En un pueblecito costero vivía una familia muy humilde. El padre que como todas los hombres de su casa era pescador, se llamaba Pedro. Tenía una pequeña barquita de remos y cada día, al despuntar el alba, cogía una pequeña caña, unos remendados aparejos y una cestita llena de lombrices, que había recogido en la tierra la noche anterior, y se adentraba en el mar a la espera de poder llenar (a fin de que fuera suficiente para poder alimentar a todos los suyos), un descolorido cubo de plástico que habitualmente llevaba consigo.
Siempre seguía la misma rutina, tanto en los meses de verano, como en los más crudos de invierno y sin importarle que el mar estuviera calmado o embravecido.
A la hora aproximada en que sabían que iba a regresar, todos sus parientes bajaban impacientes a la playa, y no se quedaban tranquilos, hasta que empezaban a divisar a lo lejos el pequeño y destartalado bote, que iba balanceándose a merced del viento.

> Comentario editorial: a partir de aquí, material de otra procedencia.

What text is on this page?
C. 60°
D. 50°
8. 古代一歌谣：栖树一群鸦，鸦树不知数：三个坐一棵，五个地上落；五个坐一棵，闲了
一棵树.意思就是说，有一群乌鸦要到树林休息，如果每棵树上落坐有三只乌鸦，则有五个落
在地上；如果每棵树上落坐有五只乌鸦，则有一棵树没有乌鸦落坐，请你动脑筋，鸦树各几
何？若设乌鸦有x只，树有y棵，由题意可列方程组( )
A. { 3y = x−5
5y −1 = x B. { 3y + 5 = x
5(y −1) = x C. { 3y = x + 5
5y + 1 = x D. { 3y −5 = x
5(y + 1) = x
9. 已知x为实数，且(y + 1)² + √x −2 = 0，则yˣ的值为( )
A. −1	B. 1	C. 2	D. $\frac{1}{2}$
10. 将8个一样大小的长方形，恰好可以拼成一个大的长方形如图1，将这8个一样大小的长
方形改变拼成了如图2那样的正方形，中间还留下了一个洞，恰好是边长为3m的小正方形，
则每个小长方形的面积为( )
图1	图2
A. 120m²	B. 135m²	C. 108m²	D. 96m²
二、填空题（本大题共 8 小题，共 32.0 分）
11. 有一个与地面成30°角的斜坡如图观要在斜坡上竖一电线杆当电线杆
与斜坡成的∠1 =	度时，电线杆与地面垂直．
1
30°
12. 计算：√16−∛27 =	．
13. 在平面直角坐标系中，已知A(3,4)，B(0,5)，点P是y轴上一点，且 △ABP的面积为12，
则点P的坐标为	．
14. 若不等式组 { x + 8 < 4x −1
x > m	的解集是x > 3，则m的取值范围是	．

Un día mientras pescaba, vio acercarse un pez enorme y se asustó. Al ir aproximándose, su temor fue en aumento, ya que se dio cuenta de que trataba de un tiburón. Era muy grande y no sabía cómo podría defenderse si decidía atacarle.
Al estar más cerca de él, comprobó que estaba herido. En un lado tenía un trozo de arpón clavado. El animal se iba revolcando de dolor sobre el agua, mientras lo miraba con cara de tristeza y angustia. Entonces él, como tenía buen corazón, se compadeció, y haciendo un gran esfuerzo, dejando el miedo aparte, lo arrastró hasta la orilla. Aquel día abandonó la pesca y volvió a casa sin ningún alimento.
Desde entonces, cada amanecer, antes de salir con su embarcación, iba a ver al animal, al que puso de nombre Goliat, en recuerdo de una vieja historia que le contaron durante una de las pocas clases, a las que pudo asistir cuando era niño, en otra aldea cercana.
Lo alimentaba, lo acariciaba, hablaba con él y luego lo curaba con un extraño mejunje de algas que le había enseñado a preparar otro viejo pescador indio amigo suyo.